Hence there exists a non-trivial linear combination of the rows of this matrix that equals the zero vector. That is, there exist $c_1,\ldots,c_n\in \Bbb{R}$, not all zero, such that
$$c_1 (f_1(1),\ldots, f_1(n)) + c_2(f_2(1),\ldots, f_2(n))+\cdots + c_n(f_n(1),\ldots,f_n(n)) = (0,\ldots,0).$$
Equating the $i$-th component for each $i$ gives $$c_1f_1(i)+c_2f_2(i) + \cdots + c_nf_n(i)=0$$ for all $i\in A$. This means that $c_1f_1+c_2f_2+\cdots + c_n f_n$ is the zero function. Since the $c_i$ are not all $0$, this means that the $f_i$ are linearly dependent, as required.

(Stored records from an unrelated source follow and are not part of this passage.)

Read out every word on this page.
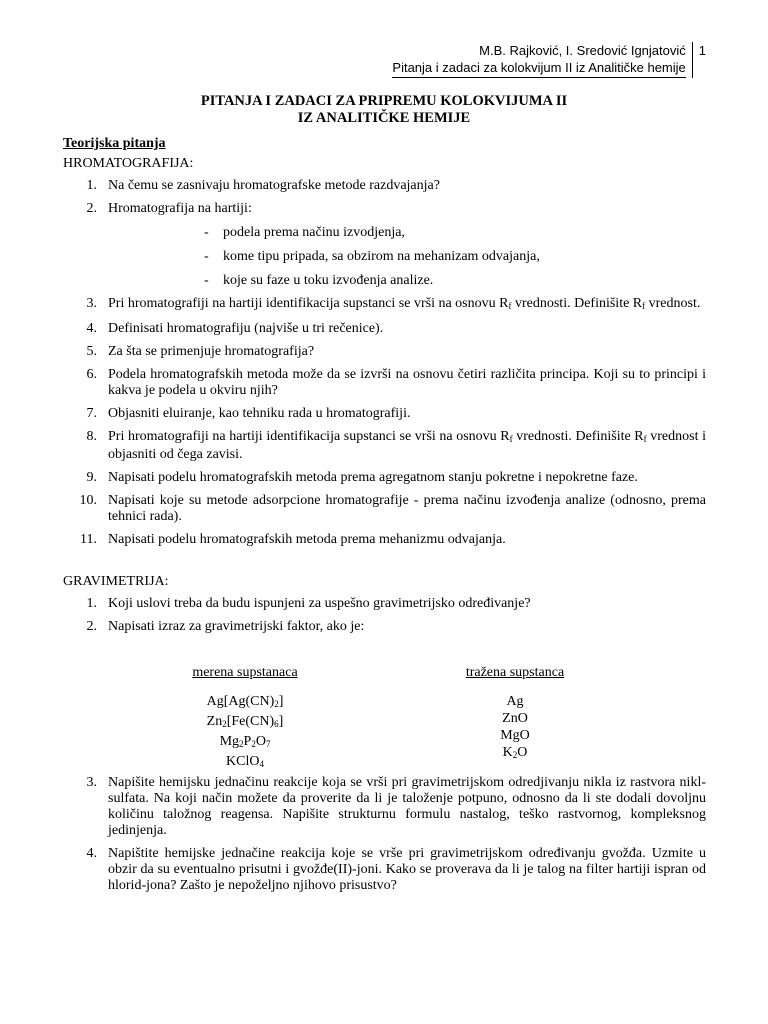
M.B. Rajković, I. Sredović Ignjatović
Pitanja i zadaci za kolokvijum II iz Analitičke hemije
1
PITANJA I ZADACI ZA PRIPREMU KOLOKVIJUMA II
IZ ANALITIČKE HEMIJE
Teorijska pitanja
HROMATOGRAFIJA:
1. Na čemu se zasnivaju hromatografske metode razdvajanja?
2. Hromatografija na hartiji:
- podela prema načinu izvodjenja,
- kome tipu pripada, sa obzirom na mehanizam odvajanja,
- koje su faze u toku izvođenja analize.
3. Pri hromatografiji na hartiji identifikacija supstanci se vrši na osnovu $R_f$ vrednosti. Definišite $R_f$ vrednost.
4. Definisati hromatografiju (najviše u tri rečenice).
5. Za šta se primenjuje hromatografija?
6. Podela hromatografskih metoda može da se izvrši na osnovu četiri različita principa. Koji su to principi i kakva je podela u okviru njih?
7. Objasniti eluiranje, kao tehniku rada u hromatografiji.
8. Pri hromatografiji na hartiji identifikacija supstanci se vrši na osnovu $R_f$ vrednosti. Definišite $R_f$ vrednost i objasniti od čega zavisi.
9. Napisati podelu hromatografskih metoda prema agregatnom stanju pokretne i nepokretne faze.
10. Napisati koje su metode adsorpcione hromatografije - prema načinu izvođenja analize (odnosno, prema tehnici rada).
11. Napisati podelu hromatografskih metoda prema mehanizmu odvajanja.
GRAVIMETRIJA:
1. Koji uslovi treba da budu ispunjeni za uspešno gravimetrijsko određivanje?
2. Napisati izraz za gravimetrijski faktor, ako je:
merena supstanaca
$Ag[Ag(CN)_2]$
$Zn_2[Fe(CN)_6]$
$Mg_2P_2O_7$
KClO$_4$
tražena supstanca
Ag
ZnO
MgO
$K_2O$
3. Napišite hemijsku jednačinu reakcije koja se vrši pri gravimetrijskom odredjivanju nikla iz rastvora nikl-sulfata. Na koji način možete da proverite da li je taloženje potpuno, odnosno da li ste dodali dovoljnu količinu taložnog reagensa. Napišite strukturnu formulu nastalog, teško rastvornog, kompleksnog jedinjenja.
4. Napištite hemijske jednačine reakcija koje se vrše pri gravimetrijskom određivanju gvožđa. Uzmite u obzir da su eventualno prisutni i gvožđe(II)-joni. Kako se proverava da li je talog na filter hartiji ispran od hlorid-jona? Zašto je nepoželjno njihovo prisustvo?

A: The space of maps $\{1, \dots, n\} = A \rightarrow \mathbb R$ is a vector space of dimension $n$, with a nice basis consisting of delta-functions:
$$
\delta_i(j) = \begin{cases}1, \quad if \quad  i=j \\ 0, \quad if \quad i \neq j\end{cases}
$$
Evaluating a map $f$ at some point $j$ just reveals it's $j$-th coordinate. The fact that $f_1, \dots, f_n$ are linearly independent means that, in any basis, the matrix of vector coordinates is invertible. Since coordinates in our basis are get by evaluation, this shows that
$$
\begin{pmatrix}
f_1(1) & \cdots & f_n(1) \\
\vdots & \ddots & \vdots \\
f_n(1) & \cdots & f_n(n)
\end{pmatrix}
$$
is invertible.